Integrate $x$ to the power $x$... to the power $x$... infinitely

Question

This came across my mind, integrating $x$ to the power $x$ infinitely, I couldn't find anything on it.

$$\Large \int x^{x^{x^{x\,\cdots}}} \, dx$$

How would you go about this?

Answer 1

$$\large \int_{a}^{b} x^{x^{x^{x\,\cdots}}} \, dx = - \int_{a}^{b} \frac{W\left(-\ln(x) \right)}{\ln(x)}\, dx $$ Where W is the Lambert W function.

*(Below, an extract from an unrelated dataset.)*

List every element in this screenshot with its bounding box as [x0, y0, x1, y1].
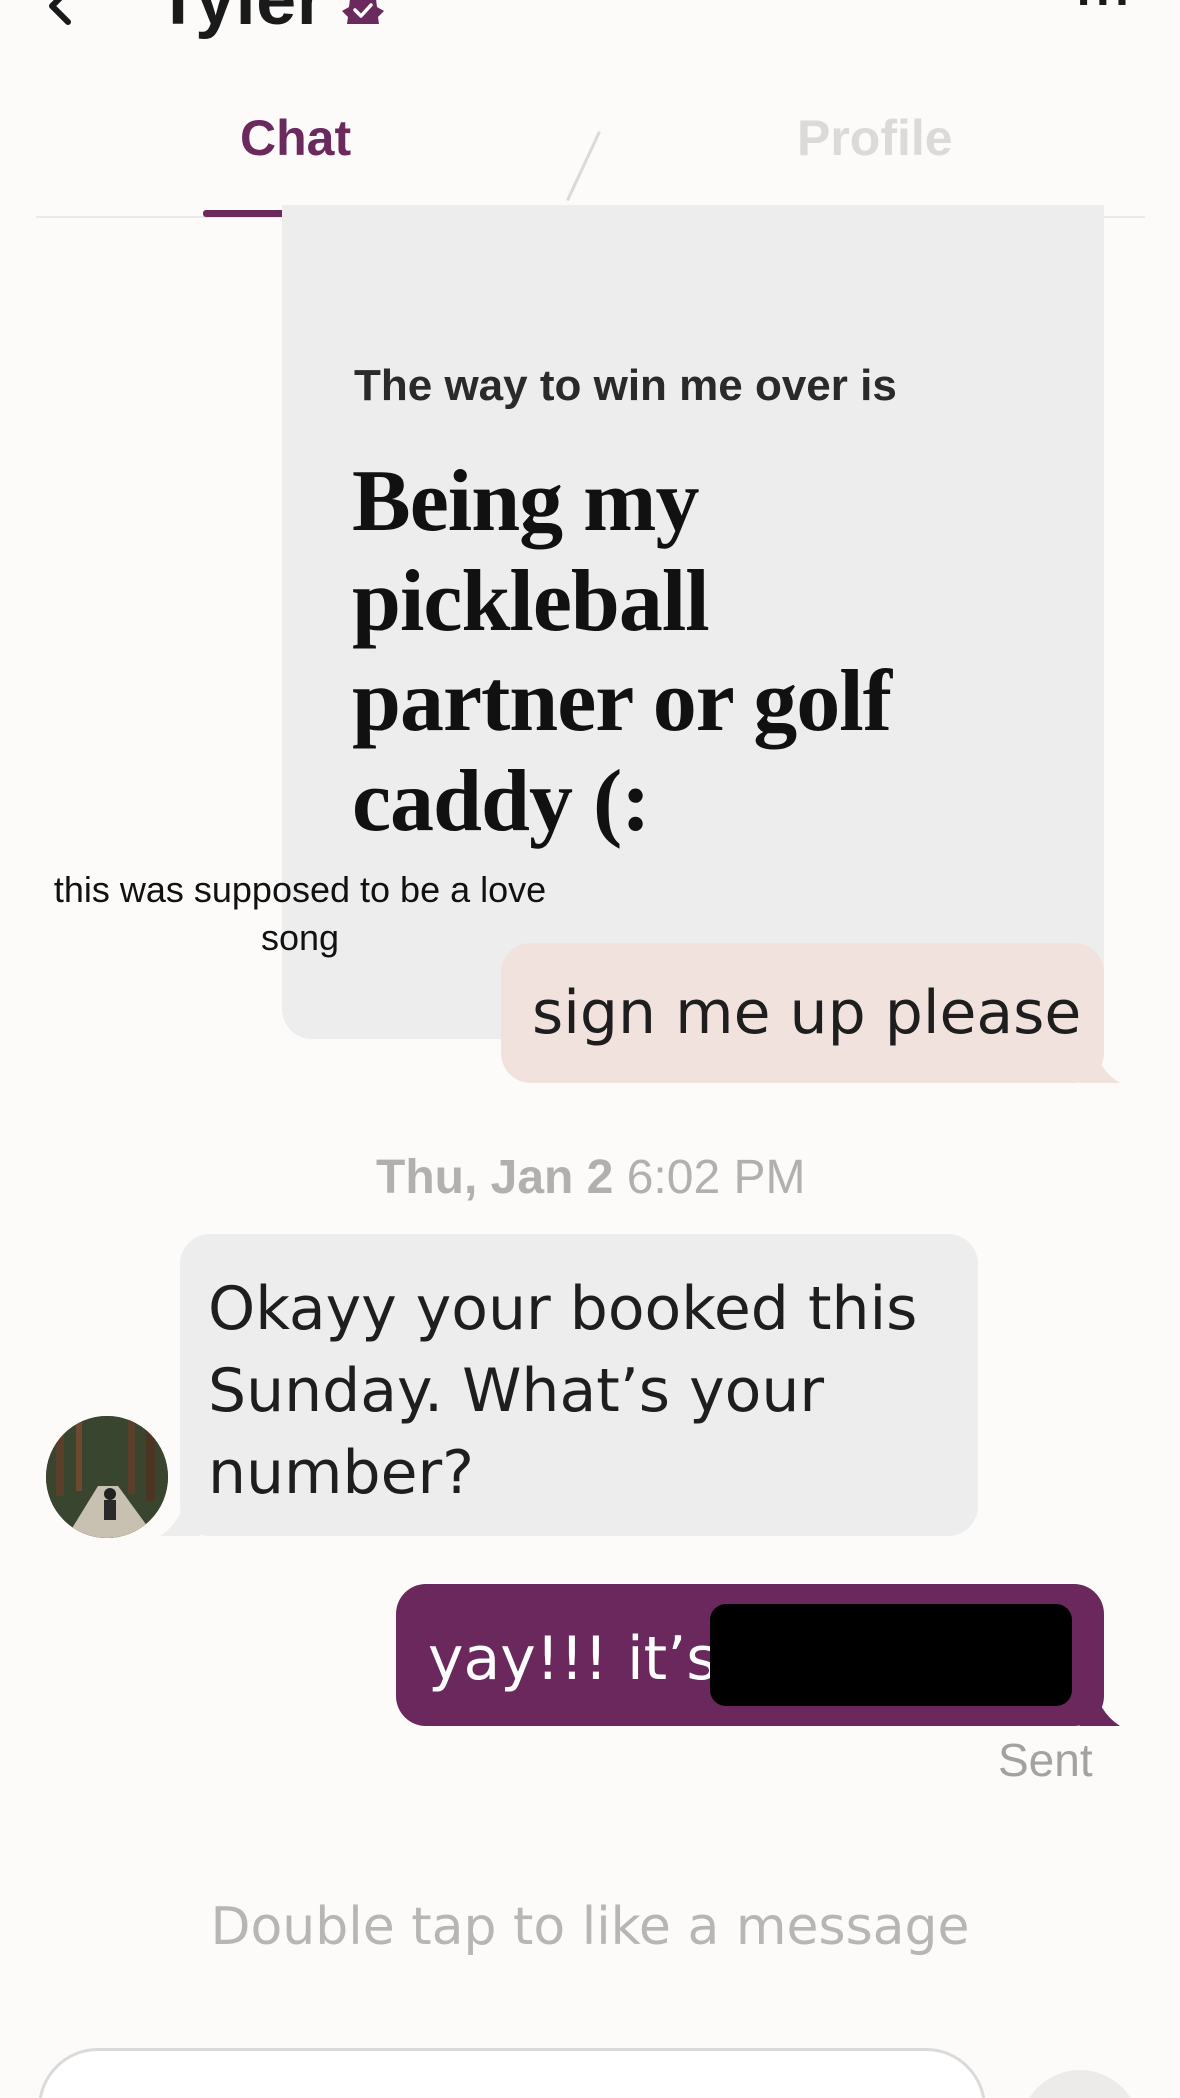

The integral is convergent on $\quad e^{-e}\leq a\leq e^{1/e} \quad \text{and} \quad e^{-e}\leq b\leq e^{1/e}$

There is no closed form with a finite number of standard functions.

Example of serie expansion aroud $\quad x\sim 1 \quad$ : $$\int x^{x^{x^{x\,\cdots}}} \, dx \sim \ln(x)+\ln^2(x)+\ln^3(x)+\frac{29}{24}\ln^4(x)+\frac{53}{30}\ln^5(x)+O\left( \ln^6(x) \right)+\text{constant}$$

This integral can be seen on page 12, Eq.(12:6) in the paper : https://fr.scribd.com/doc/34977341/Sophomore-s-Dream-Function

Answer 2

You cannot have a closed form but you can have this nice expansion

$$x^{x^{x^{x\,\cdots}}}=-\frac{W(-\ln(x))}{\ln(x)}=\sum\limits_{n=0}^{+\infty} \frac{(n+1)^n}{(n+1)!}\ln^{n}(x)=1+\ln(x)+\frac{3^2}{3!}\ln^2(x)+\frac{4^3}{4!}\ln^3(x)+...$$

Knoebel, 1981, Exponentials reiterated

Eisenstein, 1844, Entwicklung von $a^{a^{a^{.^{.^{.}}}}}$

This gives:

$$\int \sum\limits_{n=0}^{+\infty} \frac{(n+1)^n}{(n+1)!}\ln^{n}(x) \mathrm{d}x = \sum\limits_{n=0}^{+\infty} \frac{(-1)^n(n+1)^n}{(n+1)!} \Gamma (n+1, -\log(x))$$

where $\Gamma (m, x)$ is the incomplete gamma function.

Observe that you can use this expansion in this form only

$$\int_{a}^{b} x^{x^{x^{x\,\cdots}}}=\sum\limits_{n=0}^{+\infty} \frac{(-1)^n(n+1)^n}{(n+1)!} (\Gamma (n+1, -\log(a))-\Gamma (n+1, -\log(b)))$$

where $e^{-\frac{1}{e}}<a,b<e^{\frac{1}{e}}$ since this is the region of convergence for the series and the incomplete gamma must be paired. So it does not cover the entire region where $-\frac{W(-\ln(x))}{\ln(x)}$ is defined.